Menurut para analis di Morgan Stanley, beberapa pihak menyoroti pergerakan harga saham yang tajam pada peningkatan imbal hasil (yield) obligasi pemerintah AS alias US Treasury baru-baru ini, yang telah memperketat kondisi keuangan yang menyeluruh akibat kenaikan suku bunga sekitar 0,75 poin persentase sejak pertemuan bank sentral AS (Federal Reserve) The Fed pada akhir September lalu.
Pengetatan agresif bank sentral perlahan mulai memberatkan perusahaan-perusahaan yang berutang melalui biaya pembayaran utang yang lebih tinggi, sebuah fenomena yang menyebabkan Bank of England (BOE) memberikan peringatan pada Agustus tentang adanya gelombang gagal bayar korporasi yang semakin dekat.
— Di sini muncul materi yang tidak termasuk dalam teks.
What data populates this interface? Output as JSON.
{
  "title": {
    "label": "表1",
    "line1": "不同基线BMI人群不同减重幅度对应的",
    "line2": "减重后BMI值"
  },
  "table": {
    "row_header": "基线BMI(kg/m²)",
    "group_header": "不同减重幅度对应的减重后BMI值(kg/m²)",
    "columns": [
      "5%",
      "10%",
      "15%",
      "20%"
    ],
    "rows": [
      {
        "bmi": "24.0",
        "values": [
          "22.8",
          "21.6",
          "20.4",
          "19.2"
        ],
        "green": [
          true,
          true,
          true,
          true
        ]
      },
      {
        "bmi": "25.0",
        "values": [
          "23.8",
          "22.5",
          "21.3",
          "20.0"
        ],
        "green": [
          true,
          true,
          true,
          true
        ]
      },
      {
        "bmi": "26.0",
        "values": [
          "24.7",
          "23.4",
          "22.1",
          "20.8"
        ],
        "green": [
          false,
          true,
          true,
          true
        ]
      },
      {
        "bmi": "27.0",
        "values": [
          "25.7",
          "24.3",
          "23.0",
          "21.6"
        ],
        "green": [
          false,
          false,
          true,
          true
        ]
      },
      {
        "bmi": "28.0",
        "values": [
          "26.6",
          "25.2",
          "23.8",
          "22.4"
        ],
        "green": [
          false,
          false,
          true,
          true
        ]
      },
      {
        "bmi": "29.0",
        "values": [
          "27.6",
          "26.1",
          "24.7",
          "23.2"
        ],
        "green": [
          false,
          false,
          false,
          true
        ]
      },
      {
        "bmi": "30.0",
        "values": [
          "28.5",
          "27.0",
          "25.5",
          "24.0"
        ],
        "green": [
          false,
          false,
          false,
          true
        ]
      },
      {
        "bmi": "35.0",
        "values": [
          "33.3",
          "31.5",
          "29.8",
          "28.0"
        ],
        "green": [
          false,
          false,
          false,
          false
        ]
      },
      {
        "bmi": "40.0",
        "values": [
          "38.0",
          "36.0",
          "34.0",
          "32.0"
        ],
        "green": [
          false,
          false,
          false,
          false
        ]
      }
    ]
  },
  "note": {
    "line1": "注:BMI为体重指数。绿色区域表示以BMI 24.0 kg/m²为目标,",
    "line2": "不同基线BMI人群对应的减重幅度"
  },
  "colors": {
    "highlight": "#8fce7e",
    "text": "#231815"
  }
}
"Dengan suku bunga yang lebih tinggi, pasar menjadi lebih sensitif terhadap melesetnya ekspektasi dibandingkan dengan tingkat suku bunga yang lebih rendah," ujar Sharon Bell, pakar strategi ekuitas Eropa di Goldman Sachs, dikutip Financial Times, Jumat (27/10/2023).
Manish Kabra, kepala strategi ekuitas AS di Société Générale, mengatakan, perusahaan-perusahaan yang meleset dari ekspektasi pendapatan akan dihukum lebih keras jika mereka melaporkan bahwa pasar saham secara umum sedang mengalami penurunan.
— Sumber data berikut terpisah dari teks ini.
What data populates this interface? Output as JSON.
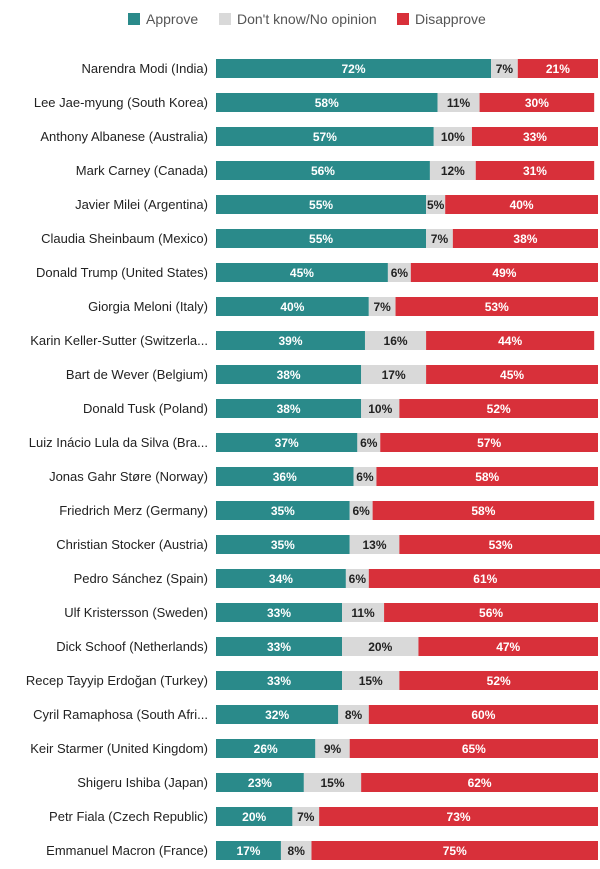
{
  "chart_data": {
    "type": "bar",
    "orientation": "horizontal",
    "stacked": true,
    "legend_position": "top",
    "grid": false,
    "xlim": [
      0,
      100
    ],
    "categories": [
      "Narendra Modi (India)",
      "Lee Jae-myung (South Korea)",
      "Anthony Albanese (Australia)",
      "Mark Carney (Canada)",
      "Javier Milei (Argentina)",
      "Claudia Sheinbaum (Mexico)",
      "Donald Trump (United States)",
      "Giorgia Meloni (Italy)",
      "Karin Keller-Sutter (Switzerla...",
      "Bart de Wever (Belgium)",
      "Donald Tusk (Poland)",
      "Luiz Inácio Lula da Silva (Bra...",
      "Jonas Gahr Støre (Norway)",
      "Friedrich Merz (Germany)",
      "Christian Stocker (Austria)",
      "Pedro Sánchez (Spain)",
      "Ulf Kristersson (Sweden)",
      "Dick Schoof (Netherlands)",
      "Recep Tayyip Erdoğan (Turkey)",
      "Cyril Ramaphosa (South Afri...",
      "Keir Starmer (United Kingdom)",
      "Shigeru Ishiba (Japan)",
      "Petr Fiala (Czech Republic)",
      "Emmanuel Macron (France)"
    ],
    "series": [
      {
        "name": "Approve",
        "color": "#2a8a8a",
        "values": [
          72,
          58,
          57,
          56,
          55,
          55,
          45,
          40,
          39,
          38,
          38,
          37,
          36,
          35,
          35,
          34,
          33,
          33,
          33,
          32,
          26,
          23,
          20,
          17
        ]
      },
      {
        "name": "Don't know/No opinion",
        "color": "#d9d9d9",
        "values": [
          7,
          11,
          10,
          12,
          5,
          7,
          6,
          7,
          16,
          17,
          10,
          6,
          6,
          6,
          13,
          6,
          11,
          20,
          15,
          8,
          9,
          15,
          7,
          8
        ]
      },
      {
        "name": "Disapprove",
        "color": "#d8303a",
        "values": [
          21,
          30,
          33,
          31,
          40,
          38,
          49,
          53,
          44,
          45,
          52,
          57,
          58,
          58,
          53,
          61,
          56,
          47,
          52,
          60,
          65,
          62,
          73,
          75
        ]
      }
    ],
    "value_suffix": "%"
  }
}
Jim Tierney, kepala investasi di AllianceBernstein menuturkan, investor harus waspada terhadap perusahaan-perusahaan mana yang akan mengecewakan. “Era uang bebas, ditambah dengan berbagai pembayaran stimulus di AS, menciptakan nirwana [surga] bagi para pemberi kredit. Sekarang pendulum telah berayun ke arah lain dan akan ada konsekuensinya," tambahnya. (ADF)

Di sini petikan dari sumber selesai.